In the current issue of The Forum, Georgetown political scientist Hans Noel has an excellent piece on political myths called "The Ten Things Political Scientists Know That You Don't." It's lengthy, something you should set aside for when you have some spare time during the day, but it's worth reading in full. That said, there is one point I want to highlight now, because it will be very salient in about three weeks:
Take items #1, #2, and #3 together, and it is hard to interpret elections the way that politicians and pundits want us to. Economic fundamentals guide voters who might not have well-defined attitudes to vote in a system that cannot satisfy all the demands of democratic decision-making. This is not a formula for sending a clear message to anyone. [...]
These narratives are created after the fact by people who want you to think one thing or another. Winners claim a mandate to change everything, and losers explain it all away as an anomaly. But exit polls saying that some voters cared about some things are thin reeds on which to spin out the will of the people.
Noel presents this as proof that "there's no such thing as a mandate," and I accept it. Americans aren't particularly ideological, don't know much about politics or policy, and hold incoherent views about virtually everything. At this point, Republicans are guaranteed to make significant electoral gains; Nate Silver gives the GOP a 72 percent chance of winning a majority in the House, and most forecasters predict a 7 or 8 seat gain in the Senate.

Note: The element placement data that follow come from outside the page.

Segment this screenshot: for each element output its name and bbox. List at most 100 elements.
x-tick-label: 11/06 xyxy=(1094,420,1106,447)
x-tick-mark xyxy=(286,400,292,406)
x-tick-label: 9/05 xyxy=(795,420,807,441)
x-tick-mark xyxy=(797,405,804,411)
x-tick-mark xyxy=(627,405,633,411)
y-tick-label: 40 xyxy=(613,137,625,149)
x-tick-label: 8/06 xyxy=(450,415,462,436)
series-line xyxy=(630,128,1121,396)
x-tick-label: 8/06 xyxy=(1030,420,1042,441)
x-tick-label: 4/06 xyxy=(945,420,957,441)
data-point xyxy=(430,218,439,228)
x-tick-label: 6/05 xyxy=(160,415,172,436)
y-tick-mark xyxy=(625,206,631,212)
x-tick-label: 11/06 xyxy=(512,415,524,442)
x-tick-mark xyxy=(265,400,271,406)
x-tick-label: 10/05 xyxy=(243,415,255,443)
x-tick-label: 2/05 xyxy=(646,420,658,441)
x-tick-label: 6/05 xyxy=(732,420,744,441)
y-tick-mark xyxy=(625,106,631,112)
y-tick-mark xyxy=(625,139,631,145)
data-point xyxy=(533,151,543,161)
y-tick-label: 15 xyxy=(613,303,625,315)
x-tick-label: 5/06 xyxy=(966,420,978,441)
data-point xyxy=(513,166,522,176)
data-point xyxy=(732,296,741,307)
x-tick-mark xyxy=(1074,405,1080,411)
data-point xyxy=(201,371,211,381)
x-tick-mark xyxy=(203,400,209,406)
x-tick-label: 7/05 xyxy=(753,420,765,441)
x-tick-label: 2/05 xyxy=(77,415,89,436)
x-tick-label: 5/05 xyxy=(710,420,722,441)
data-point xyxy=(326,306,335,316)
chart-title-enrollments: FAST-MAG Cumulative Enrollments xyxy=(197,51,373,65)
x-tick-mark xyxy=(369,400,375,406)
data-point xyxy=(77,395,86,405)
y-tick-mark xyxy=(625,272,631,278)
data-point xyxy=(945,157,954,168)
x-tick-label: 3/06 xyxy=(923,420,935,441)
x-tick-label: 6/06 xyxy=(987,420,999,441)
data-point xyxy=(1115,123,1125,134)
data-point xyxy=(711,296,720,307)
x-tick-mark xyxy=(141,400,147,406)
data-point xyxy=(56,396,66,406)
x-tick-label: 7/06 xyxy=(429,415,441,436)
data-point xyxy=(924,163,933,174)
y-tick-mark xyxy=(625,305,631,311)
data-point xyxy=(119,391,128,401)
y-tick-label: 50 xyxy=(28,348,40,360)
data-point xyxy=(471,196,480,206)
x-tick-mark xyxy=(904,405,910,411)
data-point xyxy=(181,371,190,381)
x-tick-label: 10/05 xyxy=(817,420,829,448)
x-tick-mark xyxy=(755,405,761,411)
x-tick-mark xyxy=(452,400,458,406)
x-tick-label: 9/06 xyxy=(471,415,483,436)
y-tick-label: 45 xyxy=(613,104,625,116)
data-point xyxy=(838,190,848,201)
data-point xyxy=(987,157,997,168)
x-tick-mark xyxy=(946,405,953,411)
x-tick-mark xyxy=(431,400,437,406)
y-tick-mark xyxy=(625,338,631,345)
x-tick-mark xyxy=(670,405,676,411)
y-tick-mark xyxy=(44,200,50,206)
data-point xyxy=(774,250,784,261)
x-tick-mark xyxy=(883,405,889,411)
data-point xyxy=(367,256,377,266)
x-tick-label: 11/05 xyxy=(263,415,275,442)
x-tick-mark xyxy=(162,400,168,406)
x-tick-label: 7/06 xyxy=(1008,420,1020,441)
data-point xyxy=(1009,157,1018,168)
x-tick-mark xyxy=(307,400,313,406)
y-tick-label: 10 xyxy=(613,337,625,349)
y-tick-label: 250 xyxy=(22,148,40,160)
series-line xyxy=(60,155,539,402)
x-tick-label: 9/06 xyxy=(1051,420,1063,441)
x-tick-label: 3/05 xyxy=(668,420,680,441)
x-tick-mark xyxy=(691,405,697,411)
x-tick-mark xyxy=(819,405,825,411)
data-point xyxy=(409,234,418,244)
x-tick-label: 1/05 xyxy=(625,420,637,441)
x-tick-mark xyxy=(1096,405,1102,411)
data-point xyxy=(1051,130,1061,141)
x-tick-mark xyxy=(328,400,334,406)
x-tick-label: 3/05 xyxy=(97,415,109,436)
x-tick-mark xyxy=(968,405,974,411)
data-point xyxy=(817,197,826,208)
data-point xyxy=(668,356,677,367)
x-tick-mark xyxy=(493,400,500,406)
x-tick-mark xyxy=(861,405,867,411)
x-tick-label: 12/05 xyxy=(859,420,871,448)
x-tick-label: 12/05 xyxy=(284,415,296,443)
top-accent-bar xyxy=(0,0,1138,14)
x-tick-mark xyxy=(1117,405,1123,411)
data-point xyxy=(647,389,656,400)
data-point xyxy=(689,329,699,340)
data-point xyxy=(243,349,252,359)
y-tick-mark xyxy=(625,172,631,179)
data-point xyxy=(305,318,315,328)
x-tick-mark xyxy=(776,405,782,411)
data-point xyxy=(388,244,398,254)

The odds are good that the media will describe this as a mandate for conservative "change," but given the extent to which external conditions and turnout will (probably) rule the day, it's nearly impossible to say anything conclusive about what Americans want out of the results. Also, for what it's worth, it only applies to the 2008 election, and probably explains some of the initial backlash faced by President Obama in the middle days of last year.